Friends as fellow travelers; or, the art of saying farewell
by Andrew Taggart
The following is a spiritual exercise (ascesis) in the art of saying farewell. The former friend whom I’m addressing in the letter has an extensive background in music, physics, and philosophy, has a prestigious academic pedigree, and is currently pursuing a doctorate in philosophy. We first met only days after I moved to NYC, a little over 2 1/2 years ago. At the time, I had already finished my Ph.D., had Great Gatsby’ed my way to New York, was subletting a filthy apartment in Brooklyn, and was sitting in a graduate-level Hegel course for fun. M. and I had gotten together on occasion since and at one time were in a small reading group on Montaigne’s Essays. (Guess whose idea that was?) At the end of the summer of 2010, I attended his wedding; it was beautiful.
My intention in the letter, which was penned at the beginning of the week, is to frame the leave-taking in terms of a Romantic metaphysic. For the Romantics, organic life begins in being, becomes severed by means of conflict and consciousness, and–at least for Holderlin and Hegel–seeks out higher forms of reconciliation. I imply, below, that the pain of separation is an appropriately metaphysical construal of the end of this relationship. (This is not necessarily true, of course, of the end of other relationships.) Consequently, no one is ‘at fault,’ no one is ‘to blame,’ and no ‘apologies’ or ‘reparations’ need be made.
Not all severances can be re-unified. Leading a philosophical life–what David E. Cooper has called the Practical Vision of philosophy–is rather like metanoia, very akin to a conversion experience. (I hope the reader isn’t pulling out her hair. The New Atheist is scoffing, snorting and scoffing, but no matter.) After metanoia, the philosopher sees himself, as one conversation partner elegantly put it this week, on a different path than the one the other is still on. (Here, the other is beholden still to a Theoretical Vision of philosophy.) It is not that there is a measurable distance between one and the other, between life and life. It is rather that the gulf becomes immeasurable, infinite, heterodoxical. I recall who I was then, I realize why I was drawn to him, I enjoyed the time I spent with him, but I can’t see how, because of who I am now, we can go on together. It is difficult not to sound cavalier or uncaring to say that there is nothing wrong with the thought that one way of life could be incommensurable with another, nor is it easy to avoid sounding hubristic when one asserts that there is everything decent and good about the idea of a human life being the activity of unfolding, growing, radiating, dying and living again. Perhaps the point to make is that I have given up asserting and defending, in some eristical fashion, and given myself up to elucidating and showing.
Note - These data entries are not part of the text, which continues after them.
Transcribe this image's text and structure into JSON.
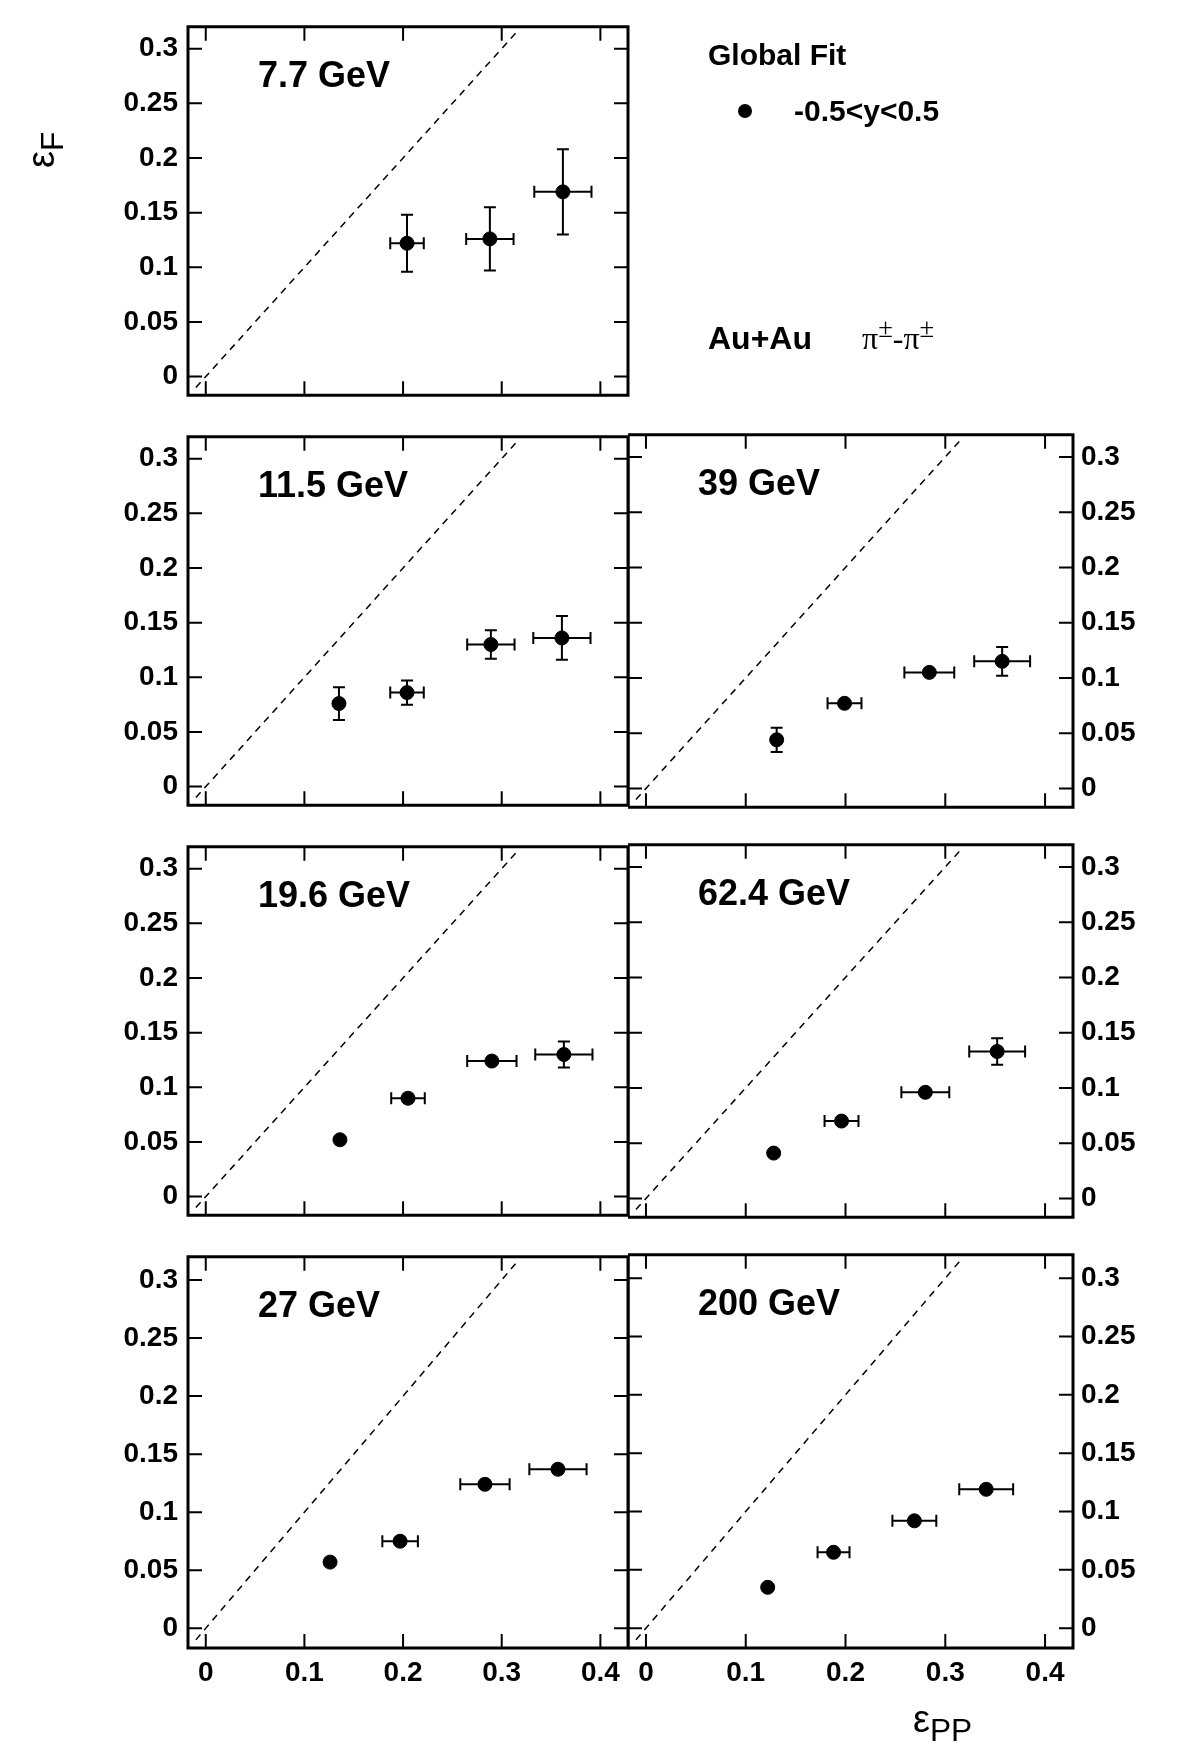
{
  "chart_data": [
    {
      "type": "scatter",
      "title": "7.7 GeV",
      "ylabel": "ε$_{F}$",
      "legend_title": "Global Fit",
      "legend": "right",
      "annotations": [
        "Au+Au",
        "π$^{±}$-π$^{±}$"
      ],
      "xlim": [
        -0.018,
        0.428
      ],
      "ylim": [
        -0.017,
        0.32
      ],
      "xticks": [
        0,
        0.1,
        0.2,
        0.3,
        0.4
      ],
      "yticks": [
        0,
        0.05,
        0.1,
        0.15,
        0.2,
        0.25,
        0.3
      ],
      "tick_labels": "y",
      "series": [
        {
          "type": "line",
          "x": [
            -0.01,
            0.314
          ],
          "values": [
            -0.01,
            0.314
          ],
          "color": "#000000",
          "line_style": "dashed",
          "marker": "none"
        },
        {
          "type": "scatter",
          "name": "-0.5<y<0.5",
          "marker": "circle",
          "color": "#000000",
          "x": [
            0.204,
            0.288,
            0.362
          ],
          "values": [
            0.122,
            0.126,
            0.169
          ],
          "errors": [
            0.026,
            0.029,
            0.039
          ],
          "xerrors": [
            0.017,
            0.024,
            0.029
          ]
        }
      ]
    },
    {
      "type": "scatter",
      "title": "11.5 GeV",
      "xlim": [
        -0.018,
        0.428
      ],
      "ylim": [
        -0.017,
        0.32
      ],
      "xticks": [
        0,
        0.1,
        0.2,
        0.3,
        0.4
      ],
      "yticks": [
        0,
        0.05,
        0.1,
        0.15,
        0.2,
        0.25,
        0.3
      ],
      "tick_labels": "y",
      "series": [
        {
          "type": "line",
          "x": [
            -0.01,
            0.314
          ],
          "values": [
            -0.01,
            0.314
          ],
          "color": "#000000",
          "line_style": "dashed",
          "marker": "none"
        },
        {
          "type": "scatter",
          "marker": "circle",
          "color": "#000000",
          "x": [
            0.135,
            0.204,
            0.289,
            0.361
          ],
          "values": [
            0.076,
            0.086,
            0.13,
            0.136
          ],
          "errors": [
            0.015,
            0.011,
            0.013,
            0.02
          ],
          "xerrors": [
            null,
            0.017,
            0.024,
            0.029
          ]
        }
      ]
    },
    {
      "type": "scatter",
      "title": "39 GeV",
      "xlim": [
        -0.018,
        0.428
      ],
      "y2lim": [
        -0.017,
        0.32
      ],
      "xticks": [
        0,
        0.1,
        0.2,
        0.3,
        0.4
      ],
      "y2ticks": [
        0,
        0.05,
        0.1,
        0.15,
        0.2,
        0.25,
        0.3
      ],
      "tick_labels": "y",
      "series": [
        {
          "type": "line",
          "axis": "y2",
          "x": [
            -0.01,
            0.314
          ],
          "values": [
            -0.01,
            0.314
          ],
          "color": "#000000",
          "line_style": "dashed",
          "marker": "none"
        },
        {
          "type": "scatter",
          "axis": "y2",
          "marker": "circle",
          "color": "#000000",
          "x": [
            0.131,
            0.199,
            0.284,
            0.357
          ],
          "values": [
            0.044,
            0.077,
            0.105,
            0.115
          ],
          "errors": [
            0.011,
            null,
            null,
            0.013
          ],
          "xerrors": [
            null,
            0.017,
            0.025,
            0.028
          ]
        }
      ]
    },
    {
      "type": "scatter",
      "title": "19.6 GeV",
      "xlim": [
        -0.018,
        0.428
      ],
      "ylim": [
        -0.017,
        0.32
      ],
      "xticks": [
        0,
        0.1,
        0.2,
        0.3,
        0.4
      ],
      "yticks": [
        0,
        0.05,
        0.1,
        0.15,
        0.2,
        0.25,
        0.3
      ],
      "tick_labels": "y",
      "series": [
        {
          "type": "line",
          "x": [
            -0.01,
            0.314
          ],
          "values": [
            -0.01,
            0.314
          ],
          "color": "#000000",
          "line_style": "dashed",
          "marker": "none"
        },
        {
          "type": "scatter",
          "marker": "circle",
          "color": "#000000",
          "x": [
            0.136,
            0.205,
            0.29,
            0.363
          ],
          "values": [
            0.052,
            0.09,
            0.124,
            0.13
          ],
          "errors": [
            null,
            null,
            null,
            0.012
          ],
          "xerrors": [
            null,
            0.017,
            0.025,
            0.029
          ]
        }
      ]
    },
    {
      "type": "scatter",
      "title": "62.4 GeV",
      "xlim": [
        -0.018,
        0.428
      ],
      "y2lim": [
        -0.017,
        0.32
      ],
      "xticks": [
        0,
        0.1,
        0.2,
        0.3,
        0.4
      ],
      "y2ticks": [
        0,
        0.05,
        0.1,
        0.15,
        0.2,
        0.25,
        0.3
      ],
      "tick_labels": "y",
      "series": [
        {
          "type": "line",
          "axis": "y2",
          "x": [
            -0.01,
            0.314
          ],
          "values": [
            -0.01,
            0.314
          ],
          "color": "#000000",
          "line_style": "dashed",
          "marker": "none"
        },
        {
          "type": "scatter",
          "axis": "y2",
          "marker": "circle",
          "color": "#000000",
          "x": [
            0.128,
            0.196,
            0.28,
            0.352
          ],
          "values": [
            0.041,
            0.07,
            0.096,
            0.133
          ],
          "errors": [
            null,
            null,
            null,
            0.012
          ],
          "xerrors": [
            null,
            0.017,
            0.024,
            0.028
          ]
        }
      ]
    },
    {
      "type": "scatter",
      "title": "27 GeV",
      "xlim": [
        -0.018,
        0.428
      ],
      "ylim": [
        -0.017,
        0.32
      ],
      "xticks": [
        0,
        0.1,
        0.2,
        0.3,
        0.4
      ],
      "yticks": [
        0,
        0.05,
        0.1,
        0.15,
        0.2,
        0.25,
        0.3
      ],
      "series": [
        {
          "type": "line",
          "x": [
            -0.01,
            0.314
          ],
          "values": [
            -0.01,
            0.314
          ],
          "color": "#000000",
          "line_style": "dashed",
          "marker": "none"
        },
        {
          "type": "scatter",
          "marker": "circle",
          "color": "#000000",
          "x": [
            0.126,
            0.197,
            0.283,
            0.357
          ],
          "values": [
            0.057,
            0.075,
            0.124,
            0.137
          ],
          "xerrors": [
            null,
            0.018,
            0.025,
            0.029
          ]
        }
      ]
    },
    {
      "type": "scatter",
      "title": "200 GeV",
      "xlabel": "ε$_{PP}$",
      "xlim": [
        -0.018,
        0.428
      ],
      "y2lim": [
        -0.017,
        0.32
      ],
      "xticks": [
        0,
        0.1,
        0.2,
        0.3,
        0.4
      ],
      "y2ticks": [
        0,
        0.05,
        0.1,
        0.15,
        0.2,
        0.25,
        0.3
      ],
      "series": [
        {
          "type": "line",
          "axis": "y2",
          "x": [
            -0.01,
            0.314
          ],
          "values": [
            -0.01,
            0.314
          ],
          "color": "#000000",
          "line_style": "dashed",
          "marker": "none"
        },
        {
          "type": "scatter",
          "axis": "y2",
          "marker": "circle",
          "color": "#000000",
          "x": [
            0.122,
            0.188,
            0.269,
            0.341
          ],
          "values": [
            0.035,
            0.065,
            0.092,
            0.119
          ],
          "xerrors": [
            null,
            0.016,
            0.022,
            0.027
          ]
        }
      ]
    }
  ]
}
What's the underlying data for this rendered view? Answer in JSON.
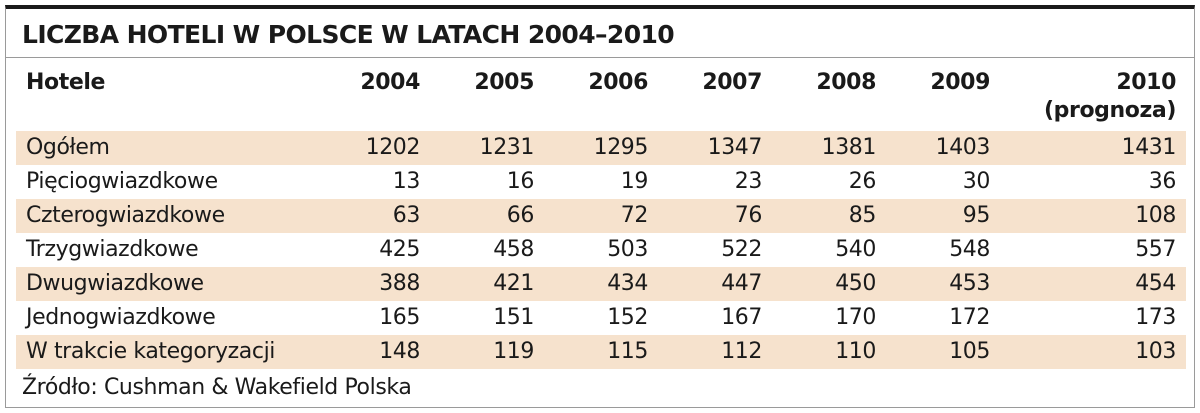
{
  "title": "LICZBA HOTELI W POLSCE W LATACH 2004–2010",
  "table": {
    "header_label": "Hotele",
    "years": [
      {
        "year": "2004",
        "note": ""
      },
      {
        "year": "2005",
        "note": ""
      },
      {
        "year": "2006",
        "note": ""
      },
      {
        "year": "2007",
        "note": ""
      },
      {
        "year": "2008",
        "note": ""
      },
      {
        "year": "2009",
        "note": ""
      },
      {
        "year": "2010",
        "note": "(prognoza)"
      }
    ],
    "rows": [
      {
        "label": "Ogółem",
        "values": [
          "1202",
          "1231",
          "1295",
          "1347",
          "1381",
          "1403",
          "1431"
        ]
      },
      {
        "label": "Pięciogwiazdkowe",
        "values": [
          "13",
          "16",
          "19",
          "23",
          "26",
          "30",
          "36"
        ]
      },
      {
        "label": "Czterogwiazdkowe",
        "values": [
          "63",
          "66",
          "72",
          "76",
          "85",
          "95",
          "108"
        ]
      },
      {
        "label": "Trzygwiazdkowe",
        "values": [
          "425",
          "458",
          "503",
          "522",
          "540",
          "548",
          "557"
        ]
      },
      {
        "label": "Dwugwiazdkowe",
        "values": [
          "388",
          "421",
          "434",
          "447",
          "450",
          "453",
          "454"
        ]
      },
      {
        "label": "Jednogwiazdkowe",
        "values": [
          "165",
          "151",
          "152",
          "167",
          "170",
          "172",
          "173"
        ]
      },
      {
        "label": "W trakcie kategoryzacji",
        "values": [
          "148",
          "119",
          "115",
          "112",
          "110",
          "105",
          "103"
        ]
      }
    ]
  },
  "source": "Źródło: Cushman & Wakefield Polska",
  "colors": {
    "row_shade": "#f6e2cd",
    "text": "#1a1a1a",
    "rule": "#9a9a9a"
  }
}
It’s a good question, M., and, no, you’ve not harmed or offended me. I think we met when I was slowly, ever so slowly saying goodbye to one way of life, one that had placed the university as its keystone, and when I was just then greeting, quite gingerly and tentatively, a new way of life that was about to unfold. Then, I believed that friends were those whom you held onto, those to whom you held fast. Now, I believe that friends are fellow travelers for a time: they come into your life and, on the exhalation, they go out of your life. To me, that’s all right. [I nearly wrote: "To me, that is as it should be."] Now, most of my time is spent thinking in public and working in my philosophy practice.
My days are full**, I have found my place. Yesterday, I had lunch with a beautiful woman–an artist and recent divorcee–whom I’ve been working with for a little over a year. Her 4 yr. old son sat on my lap, calling it “cozy.” Earlier this morning, I spoke with a woman based in Berlin; she reminded me of geese. Later this afternoon, I’ll speak, as I often do around this time, with a woman I adore who’s living on the West Coast. I don’t know whether this conversation–whether any–will be the last. When I do things right, I give her the last words.
In the evening, I received a reply. It contained a quizzical accusation.
** The line is a quote without proper attribution. In a letter I received from another, the original reads: “My days are full of life.” This strikes me, iambs and all, as a radiant example of completeness.
I speak about category mistakes with respect to apologies in “Most Americans are Highly Apologetic.” In the latter, I try to show that many of our mistakes are best regarded as follies or as errors in judgment. I have begun thinking that errors in judgment, of which I have made plenty, long for amends-making. I draw attention to the lived importance of first lines and final words in this piece on love and death.